Research#llm🔬 ResearchAnalyzed: Dec 25, 2025 02:34

M$^3$KG-RAG: Multi-hop Multimodal Knowledge Graph-enhanced Retrieval-Augmented Generation

Published:Dec 24, 2025 05:00
1 min read
ArXiv NLP

Analysis

This paper introduces M$^3$KG-RAG, a novel approach to Retrieval-Augmented Generation (RAG) that leverages multi-hop multimodal knowledge graphs (MMKGs) to enhance the reasoning and grounding capabilities of multimodal large language models (MLLMs).
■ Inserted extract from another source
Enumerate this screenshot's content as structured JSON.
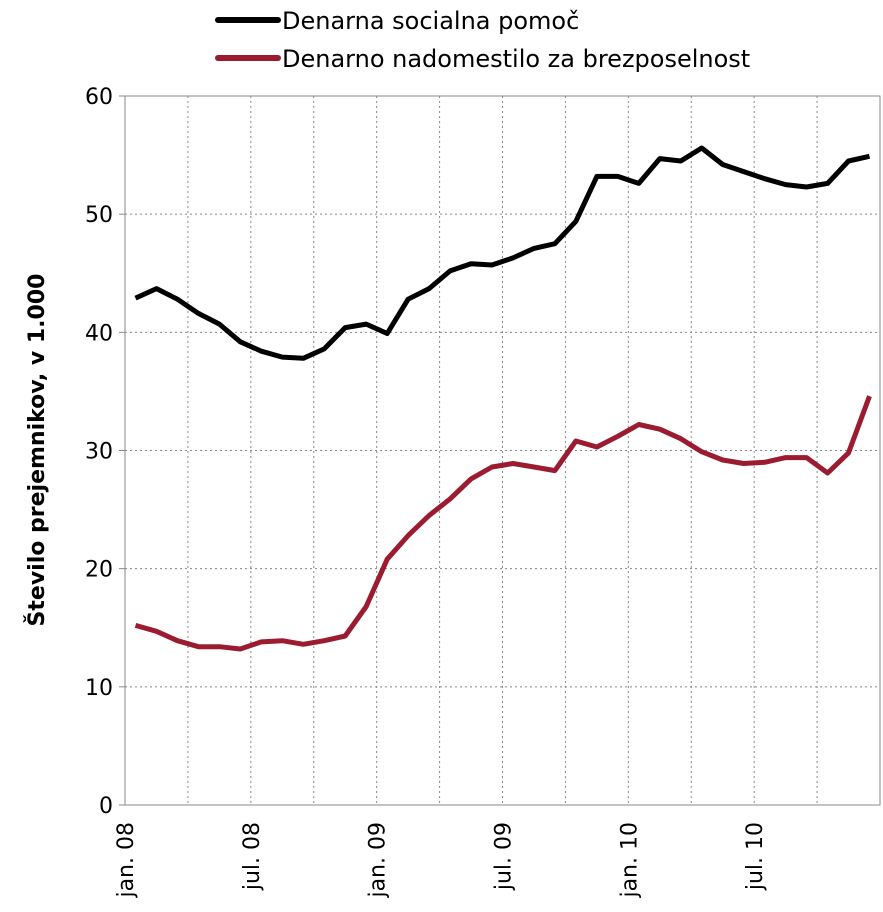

The key innovations include a multi-agent pipeline for constructing multi-hop MMKGs and a GRASP (Grounded Retrieval And Selective Pruning) mechanism for precise entity grounding and redundant context pruning. The paper addresses limitations in existing multimodal RAG systems, particularly in modality coverage, multi-hop connectivity, and the filtering of irrelevant knowledge. The experimental results demonstrate significant improvements in MLLMs' performance across various multimodal benchmarks, suggesting the effectiveness of the proposed approach in enhancing multimodal reasoning and grounding.

Reference

To address these limitations, we propose M$^3$KG-RAG, a Multi-hop Multimodal Knowledge Graph-enhanced RAG that retrieves query-aligned audio-visual knowledge from MMKGs, improving reasoning depth and answer faithfulness in MLLMs.